Los tucanes, emparentados con los pájaros carpinteros (como ellos, tienen dos dedos delante y dos detrás), sólo viven en bosques tropicales americanos. Los cálaos solo se parecen superficialmente a los tucanes en el tamaño de sus picos, pero tienen colores menos llamativos, son mucho más grandes y viven en el Viejo Mundo. Cuando se conocieron por primera vez en Europa, los tucanes y los cálaos fueron confundidos por los primeros zoólogos, como se ve en Les Delices de Leide. Su origen era nebuloso porque las rutas comerciales de Oriente y Occidente pasaban habitualmente por África Occidental, donde se transbordaban las cargas, por lo que a menudo era difícil saber de qué continente procedía el material exótico. Esta confusión sigue siendo evidente en los nombres actuales de algunos animales: el nombre inglés guinea pig (cobaya) ignora el origen sudamericano del animal y la palabra turkey (pavo) sugiere que el ave proviene de Turquía y no de América del Norte, al igual que el nombre francés del ave, dindon o poule d'Inde, se refiere a la India, y su nombre holandés, kalkoen, deriva de la ciudad de Calcuta.

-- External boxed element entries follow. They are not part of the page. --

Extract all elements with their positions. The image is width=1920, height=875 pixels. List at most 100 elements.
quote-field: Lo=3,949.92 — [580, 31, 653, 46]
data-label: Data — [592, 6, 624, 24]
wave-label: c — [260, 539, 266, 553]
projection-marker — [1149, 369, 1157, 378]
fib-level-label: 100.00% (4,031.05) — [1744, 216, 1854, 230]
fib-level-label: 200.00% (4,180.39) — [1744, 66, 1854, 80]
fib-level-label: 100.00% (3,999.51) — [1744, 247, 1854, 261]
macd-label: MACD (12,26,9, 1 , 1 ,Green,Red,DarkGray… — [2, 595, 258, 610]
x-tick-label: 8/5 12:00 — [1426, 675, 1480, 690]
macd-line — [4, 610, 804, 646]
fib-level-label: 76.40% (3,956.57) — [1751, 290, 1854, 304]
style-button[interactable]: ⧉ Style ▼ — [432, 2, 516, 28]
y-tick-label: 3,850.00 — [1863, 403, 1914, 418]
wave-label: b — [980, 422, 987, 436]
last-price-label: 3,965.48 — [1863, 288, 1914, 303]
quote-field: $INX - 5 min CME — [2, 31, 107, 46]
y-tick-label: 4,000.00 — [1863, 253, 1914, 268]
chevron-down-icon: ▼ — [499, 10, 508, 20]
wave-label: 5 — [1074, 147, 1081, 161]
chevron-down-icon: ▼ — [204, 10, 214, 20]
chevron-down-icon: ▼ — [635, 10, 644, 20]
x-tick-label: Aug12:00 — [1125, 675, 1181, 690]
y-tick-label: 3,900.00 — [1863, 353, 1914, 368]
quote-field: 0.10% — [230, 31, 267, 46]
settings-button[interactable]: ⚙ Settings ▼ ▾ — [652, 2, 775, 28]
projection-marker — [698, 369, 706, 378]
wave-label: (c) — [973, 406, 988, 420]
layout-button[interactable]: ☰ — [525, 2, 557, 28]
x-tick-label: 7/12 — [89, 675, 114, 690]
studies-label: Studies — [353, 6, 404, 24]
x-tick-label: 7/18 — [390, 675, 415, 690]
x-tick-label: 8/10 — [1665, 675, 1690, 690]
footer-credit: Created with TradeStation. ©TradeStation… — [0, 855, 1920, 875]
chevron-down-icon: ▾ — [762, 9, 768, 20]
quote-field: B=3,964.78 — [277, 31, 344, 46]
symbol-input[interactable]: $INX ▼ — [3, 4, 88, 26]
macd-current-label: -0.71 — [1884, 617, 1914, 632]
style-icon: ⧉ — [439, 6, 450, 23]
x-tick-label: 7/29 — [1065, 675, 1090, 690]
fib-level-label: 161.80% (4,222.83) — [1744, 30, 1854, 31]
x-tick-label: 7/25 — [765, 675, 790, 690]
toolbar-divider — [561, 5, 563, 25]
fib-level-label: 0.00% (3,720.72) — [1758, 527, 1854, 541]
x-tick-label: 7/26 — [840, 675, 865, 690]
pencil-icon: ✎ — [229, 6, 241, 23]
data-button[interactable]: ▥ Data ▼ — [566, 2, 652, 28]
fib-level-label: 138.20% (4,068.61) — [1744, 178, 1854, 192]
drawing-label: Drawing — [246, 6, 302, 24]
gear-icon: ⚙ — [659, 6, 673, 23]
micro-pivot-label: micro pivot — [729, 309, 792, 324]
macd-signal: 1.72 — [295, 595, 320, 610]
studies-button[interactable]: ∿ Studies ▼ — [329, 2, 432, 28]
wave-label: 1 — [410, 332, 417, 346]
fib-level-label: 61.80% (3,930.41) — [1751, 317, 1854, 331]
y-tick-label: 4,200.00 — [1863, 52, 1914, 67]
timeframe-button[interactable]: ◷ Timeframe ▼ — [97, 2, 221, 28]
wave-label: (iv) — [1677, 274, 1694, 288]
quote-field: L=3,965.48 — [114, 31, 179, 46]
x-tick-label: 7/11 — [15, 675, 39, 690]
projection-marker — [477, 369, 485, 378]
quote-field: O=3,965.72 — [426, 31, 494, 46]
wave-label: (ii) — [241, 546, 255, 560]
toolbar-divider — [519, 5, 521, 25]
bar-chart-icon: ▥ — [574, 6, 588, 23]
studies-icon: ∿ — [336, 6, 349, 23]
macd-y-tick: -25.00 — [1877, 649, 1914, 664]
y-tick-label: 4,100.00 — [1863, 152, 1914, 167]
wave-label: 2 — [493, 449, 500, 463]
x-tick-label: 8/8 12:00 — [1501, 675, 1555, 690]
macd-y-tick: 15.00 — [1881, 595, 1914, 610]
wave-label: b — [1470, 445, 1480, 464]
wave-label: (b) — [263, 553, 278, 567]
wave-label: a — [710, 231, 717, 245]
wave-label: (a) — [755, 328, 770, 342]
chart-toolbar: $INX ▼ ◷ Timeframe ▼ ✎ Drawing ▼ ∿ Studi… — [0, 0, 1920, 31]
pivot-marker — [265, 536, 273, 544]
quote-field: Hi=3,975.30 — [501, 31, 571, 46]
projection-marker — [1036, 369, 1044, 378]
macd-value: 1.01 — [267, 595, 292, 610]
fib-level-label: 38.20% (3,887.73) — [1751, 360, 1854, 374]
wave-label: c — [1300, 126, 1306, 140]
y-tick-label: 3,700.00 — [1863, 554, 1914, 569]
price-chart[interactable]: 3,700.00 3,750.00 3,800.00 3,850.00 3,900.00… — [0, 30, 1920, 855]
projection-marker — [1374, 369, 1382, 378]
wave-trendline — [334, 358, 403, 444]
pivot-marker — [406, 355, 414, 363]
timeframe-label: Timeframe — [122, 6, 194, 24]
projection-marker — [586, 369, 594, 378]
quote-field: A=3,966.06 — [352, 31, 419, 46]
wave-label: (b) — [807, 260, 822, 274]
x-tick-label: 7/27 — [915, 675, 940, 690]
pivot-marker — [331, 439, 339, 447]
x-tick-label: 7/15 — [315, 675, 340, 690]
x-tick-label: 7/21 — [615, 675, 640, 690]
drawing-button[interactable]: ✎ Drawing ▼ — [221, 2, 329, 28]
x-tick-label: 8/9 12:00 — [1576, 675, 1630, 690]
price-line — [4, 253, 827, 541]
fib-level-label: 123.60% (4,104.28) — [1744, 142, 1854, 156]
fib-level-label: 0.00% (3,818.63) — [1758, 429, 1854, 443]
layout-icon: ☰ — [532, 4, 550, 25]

Tucanes (familia Ramphastidae). Edinburgh journal of natural history and of the physical sciences with the Animal kingdom of the Baron Cuvier. 1835-1840 

El tucán fue conocido en Europa mucho antes que el cálao. La primera descripción proviene del naturalista español Gonzalo Fernández de Oviedo y Valdés (1478-1557) en su Sumario de la natural y general historia de las Indias (1526):

«Una ave hay en Tierra Firme, que los cristianos llaman picudo, y tiene un pico muy grande, según la pequeñez del cuerpo, el cual pico pesa mucho más que todo el cuerpo. Este pájaro no es mayor que una codorniz o poco más, pero el bulto es muy mayor, porque tiene mucha más pluma que carne. Su plumaje es muy lindo y de muchas colores, y el pico es tan grande como un geme (*) o más, revuelto para abajo, y al principio, a par de la cabeza, tan ancho como tres dedos o casi; y la lengua que tiene es una pluma, y da grandes silbos, y hace agujeros con el pico en los árboles, por donde se mete, y cría allí dentro; y cierto es ave muy extraña y para ver, porque es muy diferente de todas cuantas aves yo he visto, así por la lengua, que, como es dicho, es una pluma, como por su vista y desproporción del gran pico, a respeto del cuerpo. Ninguna ave hay que cuando cría esté más segura y sin temor de los gatos, así porque ellos no pueden entrar a tomarles los huevos o los hijos, por la manera del nido, como porque en sintiendo que hay gatos se meten en su nido y tienen el pico hacia fuera, y dan tales picadas, que el gato ha por bien de no curar de ellos».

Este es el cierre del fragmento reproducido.